\(^{90} \mathrm{Kr}\left(t_{1 / 2}=32 \mathrm{~s}\right)\) is used to study respiration. How soon after being made must a sample be administered to the patient if the activity must be at least \(90 \%\) of the original activity?

Half-life is a core concept in the study of radioactive decay. It represents the time required for half of the radioactive nuclei in a sample to decay. In our exercise, the half-life of \( ^{90} \text{Kr} \) is given as 32 seconds. This means that every 32 seconds, the amount of \( ^{90} \text{Kr} \) in the sample is reduced by half. Understanding this helps us predict how quickly a substance will lose its radioactivity.
Knowing the half-life allows us to calculate how much of the original material remains after a given period. For example, after one half-life (32 seconds), 50% of the original \( ^{90} \text{Kr} \) would remain. After two half-lives (64 seconds), only 25% would remain.
This principle is crucial for calculating the administration time needed to ensure the sample retains sufficient activity when used in medical applications.

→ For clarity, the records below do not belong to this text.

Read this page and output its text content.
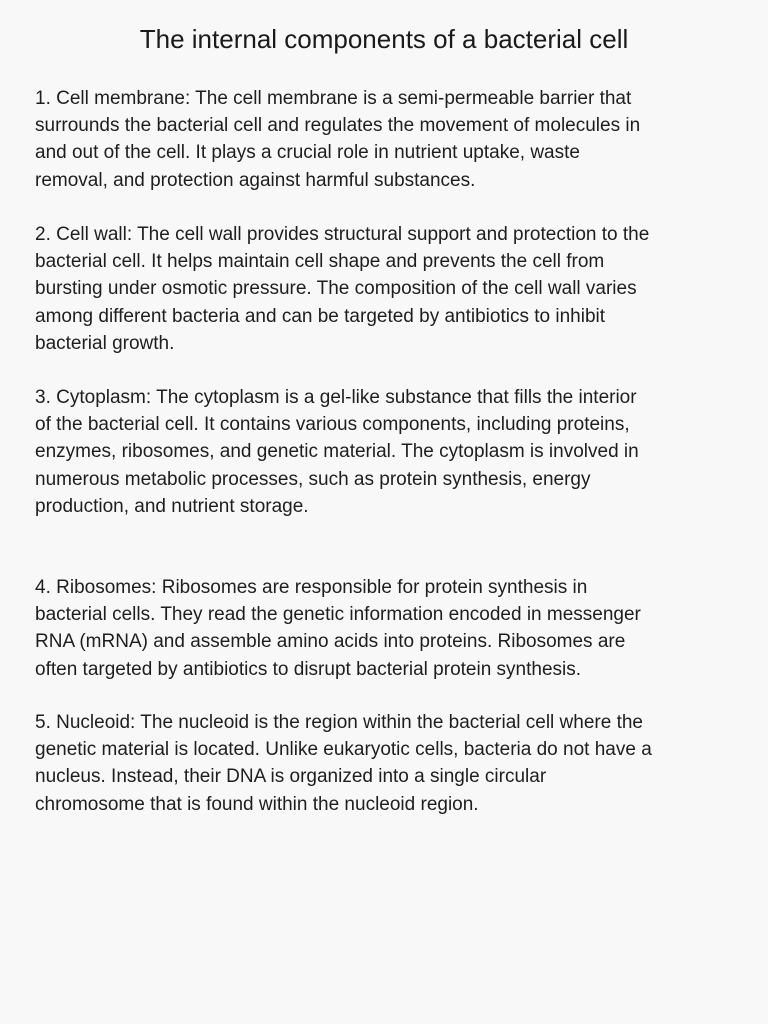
The internal components of a bacterial cell

1. Cell membrane: The cell membrane is a semi-permeable barrier that
surrounds the bacterial cell and regulates the movement of molecules in
and out of the cell. It plays a crucial role in nutrient uptake, waste
removal, and protection against harmful substances.

2. Cell wall: The cell wall provides structural support and protection to the
bacterial cell. It helps maintain cell shape and prevents the cell from
bursting under osmotic pressure. The composition of the cell wall varies
among different bacteria and can be targeted by antibiotics to inhibit
bacterial growth.

3. Cytoplasm: The cytoplasm is a gel-like substance that fills the interior
of the bacterial cell. It contains various components, including proteins,
enzymes, ribosomes, and genetic material. The cytoplasm is involved in
numerous metabolic processes, such as protein synthesis, energy
production, and nutrient storage.

4. Ribosomes: Ribosomes are responsible for protein synthesis in
bacterial cells. They read the genetic information encoded in messenger
RNA (mRNA) and assemble amino acids into proteins. Ribosomes are
often targeted by antibiotics to disrupt bacterial protein synthesis.

5. Nucleoid: The nucleoid is the region within the bacterial cell where the
genetic material is located. Unlike eukaryotic cells, bacteria do not have a
nucleus. Instead, their DNA is organized into a single circular
chromosome that is found within the nucleoid region.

Exponential decay describes the process in which the quantity of a radioactive substance decreases exponentially over time. The formula used is: \( A(t) = A_0 e^{- \frac{t}{\tau}} \)
In this formula, \( A(t)\) is the activity at time \( t\), \( A_0 \) is the original activity, and \( \tau \) is the mean lifetime of the radioactive substance. The factor \( -\frac{t}{\tau} \) represents the fraction of the mean lifetime that has elapsed.
The exponential decay formula is essential because it provides a way to predict how the activity of a substance changes over time. This equation was used in the exercise to determine how long it takes for the activity to drop to 90% of its original value.

The decay constant, often denoted as \tau\, is a measure of the average lifetime or stability of a radioactive substance. It is calculated using the given half-life with the formula: \( τ = \frac{t_{1/2}}{\text{ln} 2} \)
For the given problem, where the half-life \( t_{1/2} \) is 32 seconds, we calculate \tau\ as follows: \( \tau = \frac{32 \text{s}}{0.693} \).
Using the value of \(\text{ln} 2 \) which is approximately 0.693, we find \( \tau \) to be about 46.14 seconds. This value was then used in the exponential decay formula to find the time needed for the activity to reduce to 90% of the original.

Activity retention refers to how much of the sample's activity remains after a certain period. In our exercise, we want to ensure that the sample retains at least 90% of its original activity when administered to the patient. To find out how long the sample can be allowed to decay while retaining at least 90% of its original activity, we use the relation:
\[ \frac{A(t)}{A_0} = e^{-\frac{t}{\tau}} = 0.9 \] Taking the natural logarithm of both sides, we have: \[ - \frac{t}{46.14 \text{s}} = \text{ln}(0.9) \] Knowing that \( \text{ln}(0.9) \) is approximately \( -0.1054 \), we solve for \( t \): \[ t = 46.14 \text{s} \times 0.1054 \] Which gives us \( t \) approximately 4.86 seconds.
Hence, the sample can be used for about 4.86 seconds after preparation to retain 90% of its original activity.